Most startups usually commence with an idea, high expectations, and investor confidence. Nevertheless, a few circumstances can either make or break any startup. According to several studies, it was demonstrated that startups within the first year often cede due to several reasons. The salient requisite for any startup to thrive is none another than startup capital.
When it comes to funding for your startup, it is imperative to comprehend different kinds of potential investors. Not every wallet is apt for you. Here we're going to share some potential ways of finding and raising capital for a startup to help you get started.
What is Startup Capital?
Before you proceed further towards sources of startup capital, let's first have a quick look at startup capital definition.
The term startup capital is the money raised by a new organization to meet its initial costs. Entrepreneurs who desire to raise capital need to form a solid business plan or construct a prototype to sell the idea. Angel investors, banks, venture capitalists, or other financial institutions are among providing startup capital. Startup capital covers the company's major initial expenses required to get a new company up and running, for instance -
- Leasing or renting space
- Furnishing the office
- Purchasing equipment and supplies
- Stocking inventory
- Hiring professional services like lawyer or accountant
- Paying employees
- Product development
Top 5 Sources of Startup Capital
Are you ready for it? Below are 5 of the most common sources of startup capital.
1: Friends and Family
Usually, the first check comes from a dear friend or a family member. Theoretically, it is quite easier and simpler to close them as they already know you well. Sometimes, in practice, this is discomfited and may lead to very awkward situations in the future.
For instance, if a friend offers you $20,000, and the startup goes belly up, you may end up losing lose this friend. All we want to say here is that think carefully before you take money from friends and family. It can be great or could be extremely bad. Every scenario is different. Another important concern is that family and friends may not clearly comprehend the risk and how business startups work. Take the time to enlighten them, and if they truly get it and still like to participate in, you're all clear and go ahead.
2: Angel Investors
For those seeking $25,000 to $250,000, angel investors can come in very handy.

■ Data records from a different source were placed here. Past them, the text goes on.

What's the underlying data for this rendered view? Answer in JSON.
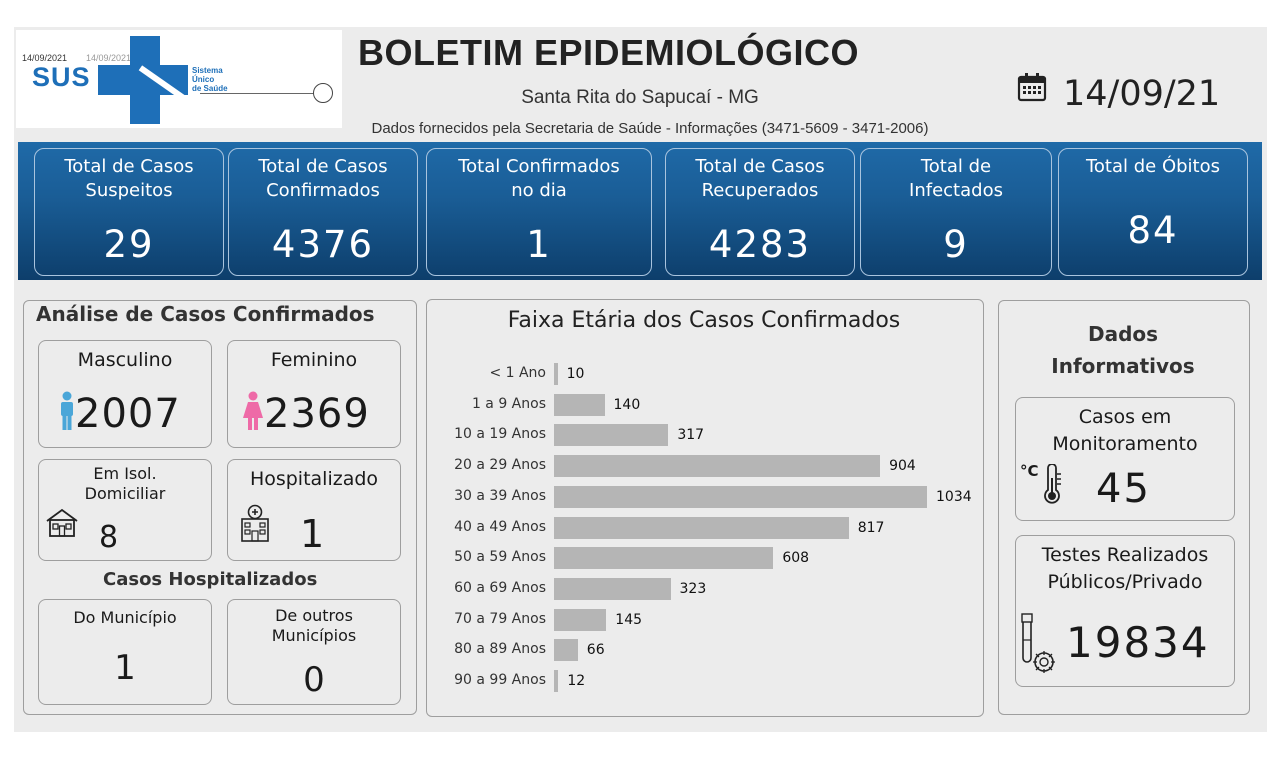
{
  "header": {
    "logo": {
      "date_left": "14/09/2021",
      "date_right": "14/09/2021",
      "brand": "SUS",
      "brand_sub": [
        "Sistema",
        "Único",
        "de Saúde"
      ]
    },
    "title": "BOLETIM EPIDEMIOLÓGICO",
    "city": "Santa Rita do Sapucaí - MG",
    "source": "Dados fornecidos pela Secretaria de Saúde - Informações (3471-5609 - 3471-2006)",
    "date": "14/09/21",
    "calendar_icon": "calendar-icon"
  },
  "kpis": [
    {
      "label_1": "Total de Casos",
      "label_2": "Suspeitos",
      "value": "29"
    },
    {
      "label_1": "Total de Casos",
      "label_2": "Confirmados",
      "value": "4376"
    },
    {
      "label_1": "Total Confirmados",
      "label_2": "no dia",
      "value": "1"
    },
    {
      "label_1": "Total de Casos",
      "label_2": "Recuperados",
      "value": "4283"
    },
    {
      "label_1": "Total de",
      "label_2": "Infectados",
      "value": "9"
    },
    {
      "label_1": "Total de Óbitos",
      "label_2": "",
      "value": "84"
    }
  ],
  "analysis": {
    "title": "Análise de Casos Confirmados",
    "male_label": "Masculino",
    "male_value": "2007",
    "female_label": "Feminino",
    "female_value": "2369",
    "isolation_label_1": "Em Isol.",
    "isolation_label_2": "Domiciliar",
    "isolation_value": "8",
    "hospitalized_label": "Hospitalizado",
    "hospitalized_value": "1",
    "hosp_section_title": "Casos Hospitalizados",
    "municipio_label": "Do Município",
    "municipio_value": "1",
    "outros_label_1": "De outros",
    "outros_label_2": "Municípios",
    "outros_value": "0",
    "colors": {
      "male": "#4aa6d8",
      "female": "#ee6aa7"
    }
  },
  "chart_data": {
    "type": "bar",
    "orientation": "horizontal",
    "title": "Faixa Etária dos Casos Confirmados",
    "categories": [
      "< 1 Ano",
      "1 a 9 Anos",
      "10 a 19 Anos",
      "20 a 29 Anos",
      "30 a 39 Anos",
      "40 a 49 Anos",
      "50 a 59 Anos",
      "60 a 69 Anos",
      "70 a 79 Anos",
      "80 a 89 Anos",
      "90 a 99 Anos"
    ],
    "values": [
      10,
      140,
      317,
      904,
      1034,
      817,
      608,
      323,
      145,
      66,
      12
    ],
    "bar_color": "#b5b5b5",
    "grid": false
  },
  "info": {
    "title_1": "Dados",
    "title_2": "Informativos",
    "monitor_label_1": "Casos em",
    "monitor_label_2": "Monitoramento",
    "monitor_value": "45",
    "tests_label_1": "Testes Realizados",
    "tests_label_2": "Públicos/Privado",
    "tests_value": "19834",
    "thermo_unit": "°C"
  }
}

In essence, an angel investor is anyone ready to put money and time into your idea. They can come from any background and are generally venture capitalists or former entrepreneurs. They are driven by the potential of significant returns, the capability to give back to the entrepreneurial community and provide mentorship to new entrepreneurs. Partnering with a great angel investor could be a gamechanger because their industry knowledge and access could be an extra enrichment to your team. A great way to find angel investors is through your network, financial advisors, or entrepreneurial scene. There are even angel investing networks and platforms like AngleList.
3: Venture Capital
The first thing to consider is that startup venture capital is not essential for all entrepreneurs. You should know those venture capitalists seek technology-driven companies and businesses with high-growth potential in areas such as biotechnology, information technology, and communications. So, don't look for them unless you require more than $1 million. VCs take an equity position in the organization to assist them in carrying out a promising but higher risk project. It incorporates giving up some equity or ownership in your business startup to an external party. Ensure to look for investors with relevant knowledge and experience to your business.
4: Business Incubators
Business Incubators usually target the high-tech sector by offering support for new startups in numerous phases of development. However, there are even local economic development incubators that are focused on sectors like job creation, sharing, and hosting services. Typically, incubators will welcome future businesses and other thriving organizations to share their premises and their logistical, administrative, and technical resources. For instance, an incubator might share the utilization of its laboratories so that a new startup can develop and test its products more affordably before commencing production.
5: Bank Loans
We utilize backs every day, and back loans are a common source of startup capital. A back loan is money you borrow over a particular period from the bank. To get a loan from the bank, you'll have to convince the bank of your project's practicability and your capability to pay back the loan on time without creating any problems. Your loan application with be reviewed. Generally, banks will emphasize on your future cash flows, which is not great for business startups. However, banks offer lots of products exclusively tailored to a company's requirements in all types of situations.
Dropshipping - Low-investment Business Idea
Dropshipping is an easy business to commence. It is a fulfillment model where a 3rd-party supplier is accountable for storing and shipping inventory to customers on your behalf. It is indeed one of the best businesses to commence as it is low overhead. You don't have to deal with any products yourself - you merely have to make sales and pass orders on to the supplier you choose.
One of the major benefits of dropshipping is the lower startup capital requirement. Without the need to maintain inventory, your costs are confined to listing/hosting and other setup fees. In all, dropshipping is one of the quickest and cheapest businesses to start up and running.
Last Few Words:
After going this post concerning how to raise capital for a startup, you might have realized that startup funding is not as challenging as many young business owners think. All you need to do is to pitch your startup model effectively in front of the right ones, convince them that your idea has the potential for profit in the future.